То, что произошло с правовой идеологией Запада – это парадоксальное явление «дегуманизации гуманизма». Не подлежит сомнению, что все, кто стоял у истоков идеологии прав человека и правового государства, начиная с эпохи Нового Времени, руководствовались самыми благими пожеланиями. Однако, как известно, «благими намерениями выложена дорога в ад». Главной ошибкой с самого начала было провозглашение ряда принципов «самоочевидными». В то время как таковыми они не являются. Аксиоматизация всего, что относится к социальной жизни, чревата догматизацией. А догма всегда стремится к тому, чтобы на практике быть доведенной до абсурда, со всеми вытекающими последствиями. Догматизируя любую гуманную формулу, мы на практике обращаем ее в нечто антигуманное. Есть ли в учении Христа намёк на инквизицию, а в учении Маркса намёк на Гулаг? А поди ж…

На самом деле в сфере философии права, как и в философии вообще, нет и не может быть ничего самоочевидного. Чистый правовой рационализм, опиравшийся на «очевидные принципы человеческого разума» себя давно исчерпал.
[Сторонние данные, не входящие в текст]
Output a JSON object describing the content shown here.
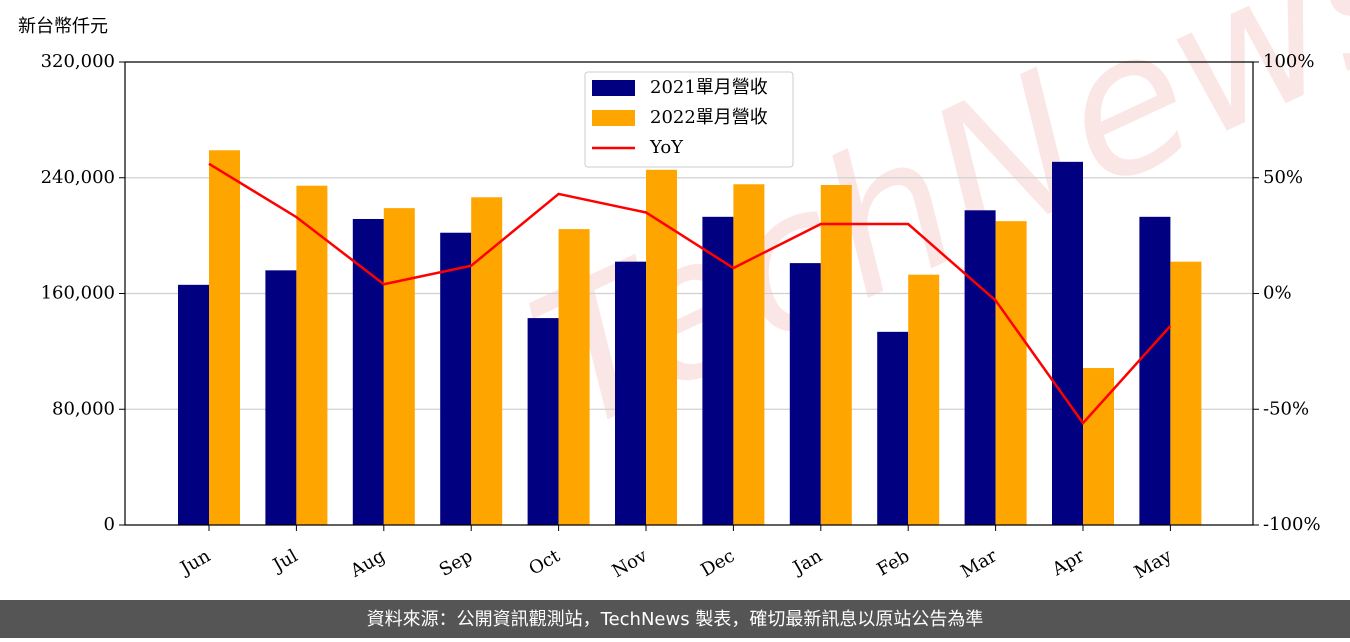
{
  "chart_data": {
    "type": "bar_line",
    "y_label": "新台幣仟元",
    "watermark": "TechNews",
    "footer": "資料來源：公開資訊觀測站，TechNews 製表，確切最新訊息以原站公告為準",
    "categories": [
      "Jun",
      "Jul",
      "Aug",
      "Sep",
      "Oct",
      "Nov",
      "Dec",
      "Jan",
      "Feb",
      "Mar",
      "Apr",
      "May"
    ],
    "series": [
      {
        "name": "2021單月營收",
        "color": "#000080",
        "type": "bar",
        "values": [
          166000,
          176000,
          211500,
          202000,
          143000,
          182000,
          213000,
          181000,
          133500,
          217500,
          251000,
          213000
        ]
      },
      {
        "name": "2022單月營收",
        "color": "#ffa500",
        "type": "bar",
        "values": [
          259000,
          234500,
          219000,
          226500,
          204500,
          245500,
          235500,
          235000,
          173000,
          210000,
          108500,
          182000
        ]
      },
      {
        "name": "YoY",
        "color": "#ff0000",
        "type": "line",
        "axis": "y2",
        "values": [
          56,
          33,
          4,
          12,
          43,
          35,
          11,
          30,
          30,
          -3,
          -56,
          -14
        ]
      }
    ],
    "ylim": [
      0,
      320000
    ],
    "yticks": [
      0,
      {
        "value": 80000,
        "label": "80,000"
      },
      {
        "value": 160000,
        "label": "160,000"
      },
      {
        "value": 240000,
        "label": "240,000"
      },
      {
        "value": 320000,
        "label": "320,000"
      }
    ],
    "y2lim": [
      -100,
      100
    ],
    "y2ticks": [
      {
        "value": -100,
        "label": "-100%"
      },
      {
        "value": -50,
        "label": "-50%"
      },
      {
        "value": 0,
        "label": "0%"
      },
      {
        "value": 50,
        "label": "50%"
      },
      {
        "value": 100,
        "label": "100%"
      }
    ],
    "grid": true
  }
}
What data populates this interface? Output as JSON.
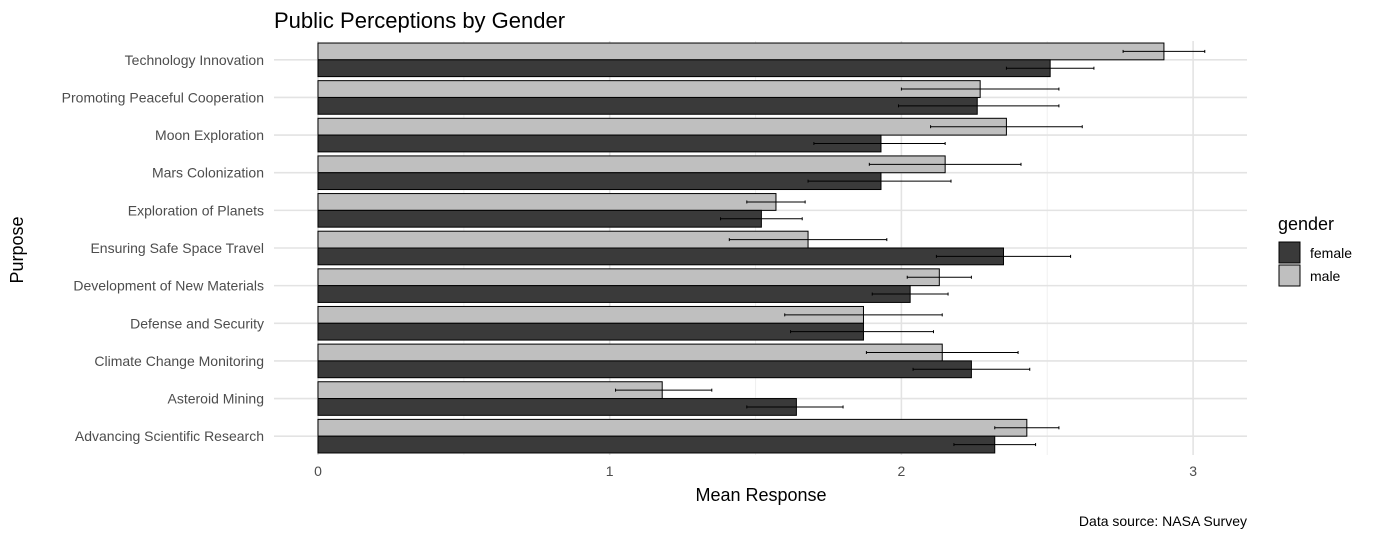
{
  "chart_data": {
    "type": "bar",
    "orientation": "horizontal",
    "title": "Public Perceptions by Gender",
    "xlabel": "Mean Response",
    "ylabel": "Purpose",
    "caption": "Data source: NASA Survey",
    "xlim": [
      0,
      3.2
    ],
    "xticks": [
      0,
      1,
      2,
      3
    ],
    "grid": true,
    "legend": {
      "title": "gender",
      "position": "right"
    },
    "categories": [
      "Technology Innovation",
      "Promoting Peaceful Cooperation",
      "Moon Exploration",
      "Mars Colonization",
      "Exploration of Planets",
      "Ensuring Safe Space Travel",
      "Development of New Materials",
      "Defense and Security",
      "Climate Change Monitoring",
      "Asteroid Mining",
      "Advancing Scientific Research"
    ],
    "series": [
      {
        "name": "male",
        "color": "#bfbfbf",
        "values": [
          2.9,
          2.27,
          2.36,
          2.15,
          1.57,
          1.68,
          2.13,
          1.87,
          2.14,
          1.18,
          2.43
        ],
        "error_low": [
          2.76,
          2.0,
          2.1,
          1.89,
          1.47,
          1.41,
          2.02,
          1.6,
          1.88,
          1.02,
          2.32
        ],
        "error_high": [
          3.04,
          2.54,
          2.62,
          2.41,
          1.67,
          1.95,
          2.24,
          2.14,
          2.4,
          1.35,
          2.54
        ]
      },
      {
        "name": "female",
        "color": "#3a3a3a",
        "values": [
          2.51,
          2.26,
          1.93,
          1.93,
          1.52,
          2.35,
          2.03,
          1.87,
          2.24,
          1.64,
          2.32
        ],
        "error_low": [
          2.36,
          1.99,
          1.7,
          1.68,
          1.38,
          2.12,
          1.9,
          1.62,
          2.04,
          1.47,
          2.18
        ],
        "error_high": [
          2.66,
          2.54,
          2.15,
          2.17,
          1.66,
          2.58,
          2.16,
          2.11,
          2.44,
          1.8,
          2.46
        ]
      }
    ]
  }
}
Хотя бы потому, что его основатели, рассуждая «человеческом разуме», строили свои представления о нем, исходя из интеллектуального портрета исключительно западного человека. В этом, отчасти, кроется причина того, что современный Запад не представляет себе человечество во всем его интеллектуальном многообразии, и искренне недоумевает, отчего все прочие не согласны разделить «западные правовые ценности».

Современная общественная наука стремится создавать новые, принципиально «прогрессивные» конструкции, зачастую игнорируя опыт прошлого. Однако, по справедливому замечанию О. Конта, общество состоит более из мёртвых, чем из живых. Конструкции, заимствованные нами у римских юристов, приносят порой больше практической пользы обществу, чем все новомодные учения. Но для понимания этого, должна быть восстановлена гармония между юриспруденцией, философией и исторической наукой. Однако такое восстановление представляется делом далёкого будущего. Однажды французский философ права Мишель Вилле выразился в том духе, что современные юристы не хотят истории, а историки не хотят философии . Приходится констатировать, что эта точка зрения не теряет своей актуальности.

Основной вопрос философии права, «что такое право?», остаётся открытым. Если право существует по природе, то почему на нормы естественного права мы не можем ссылаться при вынесении судебных решений? Если мы сами создаём право, то почему мы не знаем, что это такое? Самое печальное для нас, философов права, состоит в том, что оно существует и функционирует независимо от отсутствия у нас его единого понимания. Но! «Что действительно – то разумно». А, значит, что действительно – то познаваемо и определяемо.